Member of Manipur Legislative Assembly
- In office 2012–2022
- Preceded by: Salam Joy Singh
- Succeeded by: Khuraijam Loken Singh (2022)
- Constituency: Wangoi

Personal details
- Born: Oinam Lukhoi Singh Wangoi Yumnam Huidrom
- Party: Bharatiya Janata Party
- Other political affiliations: Indian National Congress All India Trinamool Congress
- Spouse: Dorina Thangniang
- Children: Alex Oinam, Albert Oinam and Luxmikanta Oinam

= Oinam Lukhoi Singh =

Indian politician

Oinam Lukhoi Singh is an Indian politician from Manipur and member of the Bharatiya Janata Party. He was elected as a member of the Manipur Legislative Assembly from Wangoi constituency in Imphal West District on an Indian National Congress ticket in the 2012 & 2017 Manipur Legislative Assembly election.

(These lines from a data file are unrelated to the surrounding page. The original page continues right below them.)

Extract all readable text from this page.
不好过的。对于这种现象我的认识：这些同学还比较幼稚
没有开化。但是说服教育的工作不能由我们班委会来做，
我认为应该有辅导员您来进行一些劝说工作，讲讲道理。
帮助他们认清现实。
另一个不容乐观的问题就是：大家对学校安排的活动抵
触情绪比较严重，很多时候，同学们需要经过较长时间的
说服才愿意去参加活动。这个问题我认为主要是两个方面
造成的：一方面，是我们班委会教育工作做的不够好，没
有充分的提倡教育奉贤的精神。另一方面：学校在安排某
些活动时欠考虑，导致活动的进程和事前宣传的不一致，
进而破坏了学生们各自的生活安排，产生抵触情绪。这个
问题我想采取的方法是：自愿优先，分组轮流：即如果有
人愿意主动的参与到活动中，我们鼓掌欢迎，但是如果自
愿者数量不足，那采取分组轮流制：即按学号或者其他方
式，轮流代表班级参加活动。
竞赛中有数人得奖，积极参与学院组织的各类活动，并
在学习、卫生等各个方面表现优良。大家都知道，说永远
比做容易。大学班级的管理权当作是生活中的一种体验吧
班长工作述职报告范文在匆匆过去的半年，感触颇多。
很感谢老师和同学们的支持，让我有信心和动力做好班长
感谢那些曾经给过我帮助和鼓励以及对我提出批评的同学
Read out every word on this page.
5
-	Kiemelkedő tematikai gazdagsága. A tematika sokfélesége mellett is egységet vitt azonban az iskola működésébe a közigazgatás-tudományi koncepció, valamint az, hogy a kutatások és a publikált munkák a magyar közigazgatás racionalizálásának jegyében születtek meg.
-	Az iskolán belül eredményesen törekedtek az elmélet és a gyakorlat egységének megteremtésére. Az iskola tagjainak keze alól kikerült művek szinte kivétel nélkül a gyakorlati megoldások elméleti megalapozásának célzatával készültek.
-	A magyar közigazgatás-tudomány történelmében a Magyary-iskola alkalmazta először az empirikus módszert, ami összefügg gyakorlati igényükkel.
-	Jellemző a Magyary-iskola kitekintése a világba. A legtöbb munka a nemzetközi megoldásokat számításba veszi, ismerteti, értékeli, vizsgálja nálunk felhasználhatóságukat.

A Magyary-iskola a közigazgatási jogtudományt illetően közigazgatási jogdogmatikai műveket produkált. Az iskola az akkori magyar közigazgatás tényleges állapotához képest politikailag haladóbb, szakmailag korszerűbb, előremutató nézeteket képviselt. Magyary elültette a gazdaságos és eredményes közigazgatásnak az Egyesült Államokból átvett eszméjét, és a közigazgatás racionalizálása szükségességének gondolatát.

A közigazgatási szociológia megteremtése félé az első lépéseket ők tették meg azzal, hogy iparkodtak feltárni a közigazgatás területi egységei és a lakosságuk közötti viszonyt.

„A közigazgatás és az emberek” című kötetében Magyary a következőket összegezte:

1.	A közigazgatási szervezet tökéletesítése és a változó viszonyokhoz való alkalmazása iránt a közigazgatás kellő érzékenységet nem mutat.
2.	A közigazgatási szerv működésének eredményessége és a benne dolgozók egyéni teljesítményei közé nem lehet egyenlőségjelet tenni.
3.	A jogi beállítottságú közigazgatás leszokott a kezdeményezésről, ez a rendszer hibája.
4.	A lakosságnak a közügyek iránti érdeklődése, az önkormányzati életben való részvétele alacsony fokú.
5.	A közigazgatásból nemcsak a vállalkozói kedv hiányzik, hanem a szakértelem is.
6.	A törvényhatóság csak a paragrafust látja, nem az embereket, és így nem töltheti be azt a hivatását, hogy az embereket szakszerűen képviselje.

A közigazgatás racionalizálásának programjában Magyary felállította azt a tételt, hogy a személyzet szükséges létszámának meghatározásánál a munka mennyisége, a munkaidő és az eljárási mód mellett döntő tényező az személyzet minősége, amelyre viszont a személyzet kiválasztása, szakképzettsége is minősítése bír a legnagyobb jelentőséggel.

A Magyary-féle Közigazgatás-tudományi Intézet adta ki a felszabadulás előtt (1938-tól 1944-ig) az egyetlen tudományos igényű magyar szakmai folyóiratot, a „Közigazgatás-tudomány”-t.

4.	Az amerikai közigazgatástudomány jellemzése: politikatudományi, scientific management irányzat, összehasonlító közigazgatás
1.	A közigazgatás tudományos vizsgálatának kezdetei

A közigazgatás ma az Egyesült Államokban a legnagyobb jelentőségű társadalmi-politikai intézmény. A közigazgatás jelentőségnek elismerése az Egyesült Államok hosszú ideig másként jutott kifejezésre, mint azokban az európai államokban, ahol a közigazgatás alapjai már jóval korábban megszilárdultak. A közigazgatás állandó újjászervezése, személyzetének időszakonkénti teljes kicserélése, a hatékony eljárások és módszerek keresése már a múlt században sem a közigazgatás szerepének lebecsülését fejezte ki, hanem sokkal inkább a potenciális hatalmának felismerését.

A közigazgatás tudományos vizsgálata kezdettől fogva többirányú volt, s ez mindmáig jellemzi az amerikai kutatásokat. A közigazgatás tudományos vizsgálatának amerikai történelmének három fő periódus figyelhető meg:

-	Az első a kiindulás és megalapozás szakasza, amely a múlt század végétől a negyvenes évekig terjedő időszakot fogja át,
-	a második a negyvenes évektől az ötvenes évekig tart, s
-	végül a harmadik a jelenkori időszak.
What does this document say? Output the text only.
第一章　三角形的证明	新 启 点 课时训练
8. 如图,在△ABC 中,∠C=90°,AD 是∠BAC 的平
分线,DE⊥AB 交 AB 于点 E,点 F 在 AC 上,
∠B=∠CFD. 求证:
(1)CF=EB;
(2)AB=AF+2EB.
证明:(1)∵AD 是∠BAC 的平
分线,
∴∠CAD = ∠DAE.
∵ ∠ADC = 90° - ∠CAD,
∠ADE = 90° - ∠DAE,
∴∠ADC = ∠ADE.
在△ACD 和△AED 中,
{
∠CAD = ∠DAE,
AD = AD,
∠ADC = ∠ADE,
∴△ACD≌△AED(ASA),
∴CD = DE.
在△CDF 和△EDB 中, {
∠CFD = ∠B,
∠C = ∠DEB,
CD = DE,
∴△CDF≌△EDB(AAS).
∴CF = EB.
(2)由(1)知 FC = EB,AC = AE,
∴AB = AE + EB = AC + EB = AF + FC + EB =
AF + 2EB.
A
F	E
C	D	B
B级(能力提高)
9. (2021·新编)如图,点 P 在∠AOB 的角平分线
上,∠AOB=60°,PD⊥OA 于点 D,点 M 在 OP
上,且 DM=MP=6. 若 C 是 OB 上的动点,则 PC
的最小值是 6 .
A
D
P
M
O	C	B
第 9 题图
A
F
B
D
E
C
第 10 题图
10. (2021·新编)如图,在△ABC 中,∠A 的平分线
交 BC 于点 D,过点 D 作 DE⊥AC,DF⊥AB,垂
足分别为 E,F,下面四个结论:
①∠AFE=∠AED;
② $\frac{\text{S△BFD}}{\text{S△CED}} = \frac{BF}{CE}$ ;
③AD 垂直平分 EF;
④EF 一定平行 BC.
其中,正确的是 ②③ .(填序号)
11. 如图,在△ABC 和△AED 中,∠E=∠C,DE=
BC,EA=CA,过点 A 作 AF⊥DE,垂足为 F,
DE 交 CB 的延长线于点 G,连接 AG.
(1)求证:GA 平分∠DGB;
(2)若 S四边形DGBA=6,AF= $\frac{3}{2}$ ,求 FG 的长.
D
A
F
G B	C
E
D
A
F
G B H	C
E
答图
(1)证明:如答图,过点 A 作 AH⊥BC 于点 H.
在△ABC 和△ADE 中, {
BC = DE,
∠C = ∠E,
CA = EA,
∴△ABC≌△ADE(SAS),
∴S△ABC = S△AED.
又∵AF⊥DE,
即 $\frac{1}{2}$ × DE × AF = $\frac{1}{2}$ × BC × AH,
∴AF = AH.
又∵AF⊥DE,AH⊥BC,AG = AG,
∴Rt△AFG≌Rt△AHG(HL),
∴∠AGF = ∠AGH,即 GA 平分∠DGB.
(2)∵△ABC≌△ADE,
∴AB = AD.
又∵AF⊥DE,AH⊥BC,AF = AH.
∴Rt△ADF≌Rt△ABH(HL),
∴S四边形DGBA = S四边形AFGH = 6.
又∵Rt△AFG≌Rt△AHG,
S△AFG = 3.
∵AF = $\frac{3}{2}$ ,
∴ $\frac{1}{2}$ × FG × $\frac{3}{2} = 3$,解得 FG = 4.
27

During the 2020 Manipur vote of confidence, he was one of the eight MLAs who had skipped the assembly proceedings, defying the party whip for the trust vote. He resigned from Indian National Congress and later joined Bharatiya Janata Party in presence of Ram Madhav, Baijayant Panda and Chief Minister of Manipur N. Biren Singh.

After winning by-election in 2020, he promised to insert all youths of his constituency in every state government's recruitment. Many critics including Khaidem Mani, the chairman of Manipur Human Rights Commission, criticised him for his statement talking about open corruption in the state.